Sesungguhnya, menjalani cuci darah sudah rutin dilakukannya. Itu sebabnya, Jumat lalu, ketika diterima kabar lewat telepon bahwa kondisi Mas Pom kritis, kabar itu menjadi kabar yang sangat mengejutkan. Apalagi ketika sampai di rumah sakit, didapatkan kabar bahwa dokter sudah lepas tangan, tidak ada lagi upaya penyelamatan yang dapat dilakukan.
Mas Pom telah tiada. Wakil Pemimpin Umum Kompas St Sularto dalam sambutannya di rumah duka, menyebutkan, "Mas Pom adalah sosok yang bekerja dengan total. Pekerja keras. Meski tubuhnya besar, ia tak pernah marah dan selalu saja tersenyum,"
Rabu, 27 Juli 2011, sebelum cuci darahnya yang terakhir Jumat itu, Mas Pom masih menyerahkan karya jurnalistik terakhirnya. Karya itu dimuat di rubrik Kilasan Peristiwa, Kompas, Minggu, 31 Juli 2011, di halaman 26 yang diberinya judul "Liang Lahat untuk Hadiah".
Tak mudah jadi pemimpin
Mas Pom, semasa menjadi Kepala Biro Kompas di Yogyakarta, beberapa kali mengatakan tidak mudah menjadi pemimpin. "Ora gampang lho Pak jadi pemimpin kui. Kita, kan, sering mengkritik para pemimpin partai politik, para pemimpin birokrasi, tapi njajalo koe dadi pemimpin, angel tenan lho Pak kui," katanya suatu hari.
Ia juga seorang yang kami kenal sebagai pribadi yang reflektif, dengan caranya yang sederhana, yaitu mengingatkan teman-temannya bahwa tidak baik menjelek-jelekkan pribadi kawan sendiri atau membicarakan kesalahan orang lain dengan cara berlebihan. Suatu hari dia berkata begini, "Ora apik yo Pak ngrasani wong liyo kui," Mas Pom, sebagai pemimpin di lingkungannya, jarang sekali menegur atau mempermasalahkan anak buahnya secara telak.
Ia selalu menjajaki persoalan yang diajukannya dengan pertanyaan-pertanyaan yang menyerempet inti persoalan, tetapi tidak pernah secara eksplisit menunjuk atau menyerang kesalahan orang lain. Kita yang tahu kebiasaannya akhirnya paham, barangkali inilah cara berkomunikasi simbolik pria kelahiran Delanggu, Jawa Tengah, itu.
Tertawanya yang renyah
Saat rekan-rekan mendengar Mas Pom telah tiada, spontan yang paling diingat dari Mas Pom adalah tertawanya yang renyah dan lepas.

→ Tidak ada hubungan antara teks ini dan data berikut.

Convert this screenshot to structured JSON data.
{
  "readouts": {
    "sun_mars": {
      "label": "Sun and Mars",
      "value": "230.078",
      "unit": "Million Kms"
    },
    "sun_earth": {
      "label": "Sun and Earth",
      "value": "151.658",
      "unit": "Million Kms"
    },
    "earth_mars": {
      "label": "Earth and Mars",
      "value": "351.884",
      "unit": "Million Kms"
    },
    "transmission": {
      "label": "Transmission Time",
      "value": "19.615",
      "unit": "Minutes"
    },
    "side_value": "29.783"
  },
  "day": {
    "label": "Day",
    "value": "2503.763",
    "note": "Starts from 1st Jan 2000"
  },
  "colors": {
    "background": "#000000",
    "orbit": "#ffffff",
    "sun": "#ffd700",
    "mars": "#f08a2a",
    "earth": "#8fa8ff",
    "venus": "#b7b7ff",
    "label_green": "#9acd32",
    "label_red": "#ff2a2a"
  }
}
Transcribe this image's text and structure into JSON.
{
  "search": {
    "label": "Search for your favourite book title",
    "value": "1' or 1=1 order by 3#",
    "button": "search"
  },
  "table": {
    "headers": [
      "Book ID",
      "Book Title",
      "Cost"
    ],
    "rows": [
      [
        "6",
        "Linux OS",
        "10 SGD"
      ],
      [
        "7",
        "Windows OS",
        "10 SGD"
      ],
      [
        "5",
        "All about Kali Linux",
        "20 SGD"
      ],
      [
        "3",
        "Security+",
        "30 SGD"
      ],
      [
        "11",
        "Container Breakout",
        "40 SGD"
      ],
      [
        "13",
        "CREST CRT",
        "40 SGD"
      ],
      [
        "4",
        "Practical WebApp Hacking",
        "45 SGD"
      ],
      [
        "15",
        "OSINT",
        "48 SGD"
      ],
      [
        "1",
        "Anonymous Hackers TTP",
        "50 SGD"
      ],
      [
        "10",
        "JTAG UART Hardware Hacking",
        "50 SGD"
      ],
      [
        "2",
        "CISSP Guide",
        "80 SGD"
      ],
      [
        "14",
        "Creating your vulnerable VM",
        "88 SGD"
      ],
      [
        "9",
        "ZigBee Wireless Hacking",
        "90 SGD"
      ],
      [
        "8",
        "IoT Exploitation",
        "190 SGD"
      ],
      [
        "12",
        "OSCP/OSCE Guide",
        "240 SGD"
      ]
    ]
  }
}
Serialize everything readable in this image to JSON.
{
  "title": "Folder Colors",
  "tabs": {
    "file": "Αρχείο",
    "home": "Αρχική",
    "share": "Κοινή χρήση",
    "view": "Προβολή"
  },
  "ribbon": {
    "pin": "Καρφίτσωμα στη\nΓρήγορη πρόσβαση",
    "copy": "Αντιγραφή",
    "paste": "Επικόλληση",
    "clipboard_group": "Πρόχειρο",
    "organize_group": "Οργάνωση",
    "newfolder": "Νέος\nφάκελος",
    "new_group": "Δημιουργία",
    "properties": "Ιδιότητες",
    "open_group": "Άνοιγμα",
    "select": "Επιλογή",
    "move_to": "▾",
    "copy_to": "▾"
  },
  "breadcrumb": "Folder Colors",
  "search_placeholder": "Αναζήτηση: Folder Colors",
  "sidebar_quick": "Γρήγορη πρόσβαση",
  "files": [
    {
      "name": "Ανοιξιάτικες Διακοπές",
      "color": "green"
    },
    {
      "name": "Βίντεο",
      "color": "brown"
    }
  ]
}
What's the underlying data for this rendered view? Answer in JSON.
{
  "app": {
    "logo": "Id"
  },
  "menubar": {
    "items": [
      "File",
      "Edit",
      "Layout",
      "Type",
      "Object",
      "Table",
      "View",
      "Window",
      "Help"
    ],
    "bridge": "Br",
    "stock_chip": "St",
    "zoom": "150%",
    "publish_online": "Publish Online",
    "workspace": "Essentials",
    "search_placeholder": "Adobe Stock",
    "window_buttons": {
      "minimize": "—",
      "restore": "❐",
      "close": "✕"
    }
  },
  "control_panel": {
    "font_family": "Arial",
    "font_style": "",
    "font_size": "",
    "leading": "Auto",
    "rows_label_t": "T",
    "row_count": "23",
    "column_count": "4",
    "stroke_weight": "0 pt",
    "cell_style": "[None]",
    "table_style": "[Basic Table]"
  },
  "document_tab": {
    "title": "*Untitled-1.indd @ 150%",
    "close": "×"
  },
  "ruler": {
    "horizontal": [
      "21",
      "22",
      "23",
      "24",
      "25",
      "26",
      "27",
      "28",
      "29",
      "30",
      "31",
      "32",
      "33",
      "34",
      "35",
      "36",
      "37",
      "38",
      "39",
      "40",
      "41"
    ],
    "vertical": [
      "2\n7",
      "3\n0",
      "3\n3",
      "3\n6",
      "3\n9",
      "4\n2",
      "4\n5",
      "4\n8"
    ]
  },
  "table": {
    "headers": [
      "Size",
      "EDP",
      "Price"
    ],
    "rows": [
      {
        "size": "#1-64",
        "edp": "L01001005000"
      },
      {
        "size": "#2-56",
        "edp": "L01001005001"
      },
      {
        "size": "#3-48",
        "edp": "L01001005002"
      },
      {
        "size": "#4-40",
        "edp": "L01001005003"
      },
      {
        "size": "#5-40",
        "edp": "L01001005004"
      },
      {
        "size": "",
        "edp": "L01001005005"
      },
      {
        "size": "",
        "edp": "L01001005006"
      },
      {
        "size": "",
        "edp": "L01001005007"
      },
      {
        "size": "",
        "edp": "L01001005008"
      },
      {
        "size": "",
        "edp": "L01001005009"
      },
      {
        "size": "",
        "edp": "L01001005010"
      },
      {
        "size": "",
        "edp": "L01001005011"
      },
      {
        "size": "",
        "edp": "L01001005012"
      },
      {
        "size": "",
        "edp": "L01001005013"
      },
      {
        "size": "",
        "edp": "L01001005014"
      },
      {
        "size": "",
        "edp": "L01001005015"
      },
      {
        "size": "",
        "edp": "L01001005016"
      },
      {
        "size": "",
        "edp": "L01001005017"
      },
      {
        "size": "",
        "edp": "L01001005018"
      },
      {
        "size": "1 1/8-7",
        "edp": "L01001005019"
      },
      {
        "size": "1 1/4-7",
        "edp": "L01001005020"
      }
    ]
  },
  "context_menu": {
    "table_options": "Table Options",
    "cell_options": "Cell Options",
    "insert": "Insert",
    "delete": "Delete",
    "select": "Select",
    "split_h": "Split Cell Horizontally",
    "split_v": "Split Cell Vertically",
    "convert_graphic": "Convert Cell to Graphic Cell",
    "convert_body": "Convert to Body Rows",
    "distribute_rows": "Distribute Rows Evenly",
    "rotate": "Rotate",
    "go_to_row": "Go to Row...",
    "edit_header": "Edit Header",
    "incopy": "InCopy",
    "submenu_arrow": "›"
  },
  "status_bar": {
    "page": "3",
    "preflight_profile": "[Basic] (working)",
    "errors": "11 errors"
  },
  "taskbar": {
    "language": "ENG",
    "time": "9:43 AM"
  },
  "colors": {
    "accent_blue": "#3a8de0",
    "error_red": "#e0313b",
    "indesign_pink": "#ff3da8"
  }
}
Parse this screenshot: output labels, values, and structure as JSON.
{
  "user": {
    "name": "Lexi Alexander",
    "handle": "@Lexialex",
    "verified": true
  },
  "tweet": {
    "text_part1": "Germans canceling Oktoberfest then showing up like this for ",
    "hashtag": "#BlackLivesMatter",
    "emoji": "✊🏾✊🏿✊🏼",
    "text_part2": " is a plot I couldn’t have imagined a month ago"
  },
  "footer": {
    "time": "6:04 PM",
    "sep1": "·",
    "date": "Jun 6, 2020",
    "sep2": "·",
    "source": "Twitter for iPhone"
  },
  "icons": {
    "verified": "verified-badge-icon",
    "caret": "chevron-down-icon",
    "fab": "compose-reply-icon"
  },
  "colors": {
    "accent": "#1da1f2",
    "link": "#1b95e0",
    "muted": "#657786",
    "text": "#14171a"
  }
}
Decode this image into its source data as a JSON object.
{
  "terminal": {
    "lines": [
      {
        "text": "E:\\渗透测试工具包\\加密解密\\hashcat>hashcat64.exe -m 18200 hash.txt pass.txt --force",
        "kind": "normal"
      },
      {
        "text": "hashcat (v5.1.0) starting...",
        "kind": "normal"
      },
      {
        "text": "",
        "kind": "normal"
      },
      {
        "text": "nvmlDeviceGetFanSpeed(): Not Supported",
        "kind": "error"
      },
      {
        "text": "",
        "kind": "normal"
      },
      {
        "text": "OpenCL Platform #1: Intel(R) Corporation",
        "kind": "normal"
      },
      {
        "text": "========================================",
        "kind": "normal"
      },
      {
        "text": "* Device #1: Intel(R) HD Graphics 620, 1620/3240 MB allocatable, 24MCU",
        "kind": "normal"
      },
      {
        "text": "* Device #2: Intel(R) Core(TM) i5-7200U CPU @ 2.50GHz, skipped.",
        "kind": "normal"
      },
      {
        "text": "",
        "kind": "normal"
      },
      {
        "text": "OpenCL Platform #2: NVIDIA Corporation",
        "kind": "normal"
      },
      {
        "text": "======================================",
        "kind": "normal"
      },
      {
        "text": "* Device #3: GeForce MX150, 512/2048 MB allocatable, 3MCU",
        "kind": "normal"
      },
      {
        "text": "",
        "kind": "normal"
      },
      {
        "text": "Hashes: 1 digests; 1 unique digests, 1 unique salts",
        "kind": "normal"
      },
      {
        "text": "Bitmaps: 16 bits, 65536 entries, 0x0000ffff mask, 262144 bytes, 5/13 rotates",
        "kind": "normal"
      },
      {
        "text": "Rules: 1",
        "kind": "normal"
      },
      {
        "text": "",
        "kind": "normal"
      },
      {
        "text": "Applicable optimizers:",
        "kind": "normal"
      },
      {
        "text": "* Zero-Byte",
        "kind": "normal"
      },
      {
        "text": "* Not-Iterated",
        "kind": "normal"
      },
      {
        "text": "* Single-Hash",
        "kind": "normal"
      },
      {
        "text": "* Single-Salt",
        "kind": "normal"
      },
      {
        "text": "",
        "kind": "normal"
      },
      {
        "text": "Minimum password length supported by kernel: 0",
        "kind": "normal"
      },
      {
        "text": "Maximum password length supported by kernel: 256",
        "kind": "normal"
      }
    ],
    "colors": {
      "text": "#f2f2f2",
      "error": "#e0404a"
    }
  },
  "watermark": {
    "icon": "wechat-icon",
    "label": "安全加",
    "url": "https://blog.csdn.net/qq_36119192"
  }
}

Mas Pom tidak hobi berceramah dalam acara formal untuk mengajari yuniornya. Ia melepaskan ilmu dan ajarannya dengan tutur bahasa guyonan, egalitarian, dan tidak menggurui.
Di antara ajarannya yang sangat terkesan adalah jurnalistik santun. Sebagai orang Jawa tulen, ia mengemas dalam kalimat," Wartawan kuwi pinter ora minteri, landhep ora natoni (wartawan itu pintar tidak merasa paling pintar, tajam tetapi tidak melukai)."
Hal itu diwujudkan dengan cara bertanya kepada narasumber secara santun dan menulis laporan dengan pilihan bahasa yang santun. Dengan demikian sekalipun fakta kebenaran yang diungkap itu bisa sangat menyakitkan, tetapi jika disajikan dengan bijaksana, santun, tanpa menghakimi, fakta itu akan bisa diterima dengan legawa (ikhlas).
Kesantunan diterapkannya bukan hanya dalam pekerjaan sebagai wartawan, melainkan juga dalam kehidupan sehari-hari. Ia selalu menyelipi senyuman di dalam percakapan. Tertawanya meledak apa adanya tanpa dibuat-buat. Dan kesantunan itu ditambah dengan cara hidupnya yang sederhana.
Mas Pom, yang oleh teman-teman karibnya juga dipanggil Plompong, adalah seorang wartawan yang bekerja keras. Bisa jadi karena sistem zaman dulu, koresponden digaji menurut kontribusi beritanya. Makan atau tidak makan tergantung bagaimana bekerja. Sampai ada pemeo, siapa lamban berarti mati. Ia hampir selalu berada di peringkat pertama dalam kontribusi berita pada dekade 1980-1990-an.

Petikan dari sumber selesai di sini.